Cattle ranching in the United States, particularly in the western area, has always been and always will be a proud tradition of many people, young and old.


It has always been Payson's tradition, right along with Winslow, Wikkiup, Bowie, San Simon and many other small towns here in Arizona. We even have cattle ranches in Phoenix where the cowboy spirit has diminished and almost ceases to be.


I don't know you, and I don't know how long you have been around, but for as long as I can remember Arizona has had something called the Sonoran Desert. In fact, if you look on any map of Arizona I'm sure you will find that it takes up most of the state.
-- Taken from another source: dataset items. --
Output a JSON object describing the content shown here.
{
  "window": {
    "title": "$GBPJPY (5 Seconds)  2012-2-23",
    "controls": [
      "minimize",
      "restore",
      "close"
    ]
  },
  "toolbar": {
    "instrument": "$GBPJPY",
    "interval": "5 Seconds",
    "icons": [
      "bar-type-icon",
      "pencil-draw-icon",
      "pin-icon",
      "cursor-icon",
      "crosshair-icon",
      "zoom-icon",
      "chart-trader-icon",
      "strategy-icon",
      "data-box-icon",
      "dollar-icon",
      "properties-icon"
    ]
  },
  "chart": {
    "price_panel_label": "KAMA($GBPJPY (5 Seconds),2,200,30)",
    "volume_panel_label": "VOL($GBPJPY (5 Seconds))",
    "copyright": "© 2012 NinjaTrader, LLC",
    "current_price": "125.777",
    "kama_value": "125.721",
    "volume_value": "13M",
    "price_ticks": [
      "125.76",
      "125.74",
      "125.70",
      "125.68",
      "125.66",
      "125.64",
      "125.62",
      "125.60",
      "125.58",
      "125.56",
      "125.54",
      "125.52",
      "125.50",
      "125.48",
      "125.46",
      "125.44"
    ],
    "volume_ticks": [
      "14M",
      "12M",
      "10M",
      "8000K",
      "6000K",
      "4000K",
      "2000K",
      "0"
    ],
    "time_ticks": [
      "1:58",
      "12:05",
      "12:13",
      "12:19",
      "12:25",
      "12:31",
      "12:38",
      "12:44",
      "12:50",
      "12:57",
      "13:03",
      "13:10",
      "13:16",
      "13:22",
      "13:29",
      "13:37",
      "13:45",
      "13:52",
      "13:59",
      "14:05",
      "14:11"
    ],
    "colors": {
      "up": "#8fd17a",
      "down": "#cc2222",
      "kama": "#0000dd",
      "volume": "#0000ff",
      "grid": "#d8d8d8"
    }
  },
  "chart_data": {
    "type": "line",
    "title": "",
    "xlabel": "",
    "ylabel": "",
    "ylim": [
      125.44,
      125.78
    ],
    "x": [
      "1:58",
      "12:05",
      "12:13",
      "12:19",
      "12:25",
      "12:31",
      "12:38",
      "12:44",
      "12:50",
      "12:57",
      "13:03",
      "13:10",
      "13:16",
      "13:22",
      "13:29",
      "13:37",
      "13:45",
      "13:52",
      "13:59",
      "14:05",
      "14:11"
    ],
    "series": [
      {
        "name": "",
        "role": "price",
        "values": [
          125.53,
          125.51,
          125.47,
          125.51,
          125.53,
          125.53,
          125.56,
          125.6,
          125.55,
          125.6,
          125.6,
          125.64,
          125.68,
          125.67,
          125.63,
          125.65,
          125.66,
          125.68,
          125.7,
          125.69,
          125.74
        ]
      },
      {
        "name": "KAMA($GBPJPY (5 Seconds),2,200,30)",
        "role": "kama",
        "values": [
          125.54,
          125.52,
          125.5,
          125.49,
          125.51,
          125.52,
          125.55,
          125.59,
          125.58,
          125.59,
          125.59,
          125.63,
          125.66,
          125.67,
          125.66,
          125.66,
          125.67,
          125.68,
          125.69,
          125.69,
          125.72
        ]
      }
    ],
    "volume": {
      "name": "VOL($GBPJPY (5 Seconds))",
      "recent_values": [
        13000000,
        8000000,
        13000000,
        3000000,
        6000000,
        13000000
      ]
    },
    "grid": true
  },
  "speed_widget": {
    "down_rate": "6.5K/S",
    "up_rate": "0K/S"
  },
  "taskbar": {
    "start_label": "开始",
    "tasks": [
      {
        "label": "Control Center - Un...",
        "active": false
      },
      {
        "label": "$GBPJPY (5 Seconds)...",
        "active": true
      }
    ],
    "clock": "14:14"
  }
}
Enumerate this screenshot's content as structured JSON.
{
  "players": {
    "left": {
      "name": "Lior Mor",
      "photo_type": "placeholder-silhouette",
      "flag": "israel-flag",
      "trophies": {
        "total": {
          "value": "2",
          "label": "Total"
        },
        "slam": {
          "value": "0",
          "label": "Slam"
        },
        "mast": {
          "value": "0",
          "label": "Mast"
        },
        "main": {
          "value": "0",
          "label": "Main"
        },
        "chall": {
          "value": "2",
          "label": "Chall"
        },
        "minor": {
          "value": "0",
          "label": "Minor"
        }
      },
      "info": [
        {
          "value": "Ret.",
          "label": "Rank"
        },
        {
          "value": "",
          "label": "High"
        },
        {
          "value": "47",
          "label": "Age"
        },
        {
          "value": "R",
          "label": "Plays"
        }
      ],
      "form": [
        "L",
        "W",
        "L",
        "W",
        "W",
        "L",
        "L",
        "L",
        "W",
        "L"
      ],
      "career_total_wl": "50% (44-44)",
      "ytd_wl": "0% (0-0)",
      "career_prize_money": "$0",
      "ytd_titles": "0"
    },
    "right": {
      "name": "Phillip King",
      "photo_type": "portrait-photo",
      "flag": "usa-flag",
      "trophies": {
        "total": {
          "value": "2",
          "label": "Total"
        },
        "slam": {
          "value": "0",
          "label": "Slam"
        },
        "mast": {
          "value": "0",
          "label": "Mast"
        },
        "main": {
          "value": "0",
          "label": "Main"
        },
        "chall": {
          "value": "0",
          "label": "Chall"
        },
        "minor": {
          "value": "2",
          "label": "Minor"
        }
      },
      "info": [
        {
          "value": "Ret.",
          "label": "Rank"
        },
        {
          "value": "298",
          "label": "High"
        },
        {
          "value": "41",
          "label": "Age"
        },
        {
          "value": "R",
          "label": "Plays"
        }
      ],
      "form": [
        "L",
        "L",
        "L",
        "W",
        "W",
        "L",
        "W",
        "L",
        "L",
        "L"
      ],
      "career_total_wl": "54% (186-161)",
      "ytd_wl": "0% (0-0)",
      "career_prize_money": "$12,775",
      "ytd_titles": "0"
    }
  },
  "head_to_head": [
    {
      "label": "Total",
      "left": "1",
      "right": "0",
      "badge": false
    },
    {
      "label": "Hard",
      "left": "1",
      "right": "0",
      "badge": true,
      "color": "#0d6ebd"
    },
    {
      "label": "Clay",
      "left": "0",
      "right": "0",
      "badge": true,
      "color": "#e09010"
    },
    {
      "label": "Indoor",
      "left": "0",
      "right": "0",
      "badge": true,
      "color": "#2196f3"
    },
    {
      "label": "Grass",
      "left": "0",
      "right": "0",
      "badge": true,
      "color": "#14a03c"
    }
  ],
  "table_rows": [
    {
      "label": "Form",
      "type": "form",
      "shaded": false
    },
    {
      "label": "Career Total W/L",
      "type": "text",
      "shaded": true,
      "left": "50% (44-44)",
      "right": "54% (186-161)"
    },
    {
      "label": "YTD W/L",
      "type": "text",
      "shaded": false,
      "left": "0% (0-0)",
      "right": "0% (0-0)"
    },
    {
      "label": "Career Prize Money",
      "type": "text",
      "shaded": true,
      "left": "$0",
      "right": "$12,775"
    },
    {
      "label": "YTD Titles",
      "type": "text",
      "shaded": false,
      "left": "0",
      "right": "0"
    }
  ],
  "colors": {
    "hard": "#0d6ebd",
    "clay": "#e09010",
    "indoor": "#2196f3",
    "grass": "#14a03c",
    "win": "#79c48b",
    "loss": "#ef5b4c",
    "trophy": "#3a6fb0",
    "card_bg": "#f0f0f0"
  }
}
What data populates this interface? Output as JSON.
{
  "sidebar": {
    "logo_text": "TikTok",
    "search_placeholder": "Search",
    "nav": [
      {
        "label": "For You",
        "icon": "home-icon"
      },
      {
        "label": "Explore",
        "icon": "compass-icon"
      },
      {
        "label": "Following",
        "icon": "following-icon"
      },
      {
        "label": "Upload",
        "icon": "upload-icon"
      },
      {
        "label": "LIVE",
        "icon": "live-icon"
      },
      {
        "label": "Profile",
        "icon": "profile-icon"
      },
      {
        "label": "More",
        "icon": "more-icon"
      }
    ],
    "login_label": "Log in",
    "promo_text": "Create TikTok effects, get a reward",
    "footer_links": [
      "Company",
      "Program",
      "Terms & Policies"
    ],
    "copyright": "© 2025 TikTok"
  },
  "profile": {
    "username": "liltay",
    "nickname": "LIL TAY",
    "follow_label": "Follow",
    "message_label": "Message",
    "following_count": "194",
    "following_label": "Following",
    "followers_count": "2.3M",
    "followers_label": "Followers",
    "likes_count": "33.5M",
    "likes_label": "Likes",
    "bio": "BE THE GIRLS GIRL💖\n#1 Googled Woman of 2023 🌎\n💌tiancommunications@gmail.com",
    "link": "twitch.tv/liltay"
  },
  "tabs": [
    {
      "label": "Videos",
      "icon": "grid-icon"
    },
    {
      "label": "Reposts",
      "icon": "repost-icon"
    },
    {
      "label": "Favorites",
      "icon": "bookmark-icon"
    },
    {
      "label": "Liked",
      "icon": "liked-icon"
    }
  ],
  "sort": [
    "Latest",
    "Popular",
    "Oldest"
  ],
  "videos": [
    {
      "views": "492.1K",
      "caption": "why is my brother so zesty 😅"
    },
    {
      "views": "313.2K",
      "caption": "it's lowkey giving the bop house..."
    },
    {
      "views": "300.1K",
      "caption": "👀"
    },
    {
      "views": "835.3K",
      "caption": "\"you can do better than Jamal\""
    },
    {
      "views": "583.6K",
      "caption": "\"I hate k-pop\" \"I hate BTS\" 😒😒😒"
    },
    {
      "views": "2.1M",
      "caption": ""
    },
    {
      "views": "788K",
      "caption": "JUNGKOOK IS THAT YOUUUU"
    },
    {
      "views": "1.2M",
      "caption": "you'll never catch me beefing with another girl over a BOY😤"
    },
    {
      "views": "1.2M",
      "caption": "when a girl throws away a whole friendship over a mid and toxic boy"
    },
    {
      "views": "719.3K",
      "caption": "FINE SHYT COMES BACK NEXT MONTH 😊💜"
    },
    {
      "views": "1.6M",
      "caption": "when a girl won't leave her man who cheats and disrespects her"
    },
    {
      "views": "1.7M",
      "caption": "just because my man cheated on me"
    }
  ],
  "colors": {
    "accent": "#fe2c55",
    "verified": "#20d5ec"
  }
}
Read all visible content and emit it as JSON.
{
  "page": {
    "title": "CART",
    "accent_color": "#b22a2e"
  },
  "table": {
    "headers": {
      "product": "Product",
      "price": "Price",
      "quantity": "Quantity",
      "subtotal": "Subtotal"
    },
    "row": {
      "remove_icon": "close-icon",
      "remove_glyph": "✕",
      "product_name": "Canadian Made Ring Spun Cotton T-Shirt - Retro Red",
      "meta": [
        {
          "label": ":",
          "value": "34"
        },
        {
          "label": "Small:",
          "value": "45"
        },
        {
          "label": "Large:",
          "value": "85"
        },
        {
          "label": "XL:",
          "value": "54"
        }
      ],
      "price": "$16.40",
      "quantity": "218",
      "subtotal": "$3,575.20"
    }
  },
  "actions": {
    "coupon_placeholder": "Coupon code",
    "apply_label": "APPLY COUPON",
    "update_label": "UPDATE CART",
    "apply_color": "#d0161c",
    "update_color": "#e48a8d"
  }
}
Arizona has had its fair share of droughts in the past decade and you putting the blame on cattle was wrong.


Maybe we should ship all livestock, including horses, pigs, goats, etc. to Australia and you could eat your bacon out of a can. Maybe we should just forget the whole rodeo business and just feel satisfied with riding stick horses made out of wood. But that would upset the trees wouldn't it?


My name is Kayla Dillman and I am 15 years old. I live in Gisela on a two-acre parcel with two horses, two dogs, three cats, six chickens and a partridge in a pear tree.


I enjoy barrel racing among many other animal-related activities. My life pretty much revolves around my livestock. I love and care for them every day. That includes the unpleasantries.


I am a seventh-generation Arizonan and I plan to some day have a working cattle ranch of my own. The most important thing you forgot to mention in your column is that so many hopes, dreams, plans and lives have a great deal to do with ranching.


I know I can't change your mind about this, but I can ask you to please think about the people who have put so much of their lives into keeping the old ways of ranching and rodeo a part of American tradition.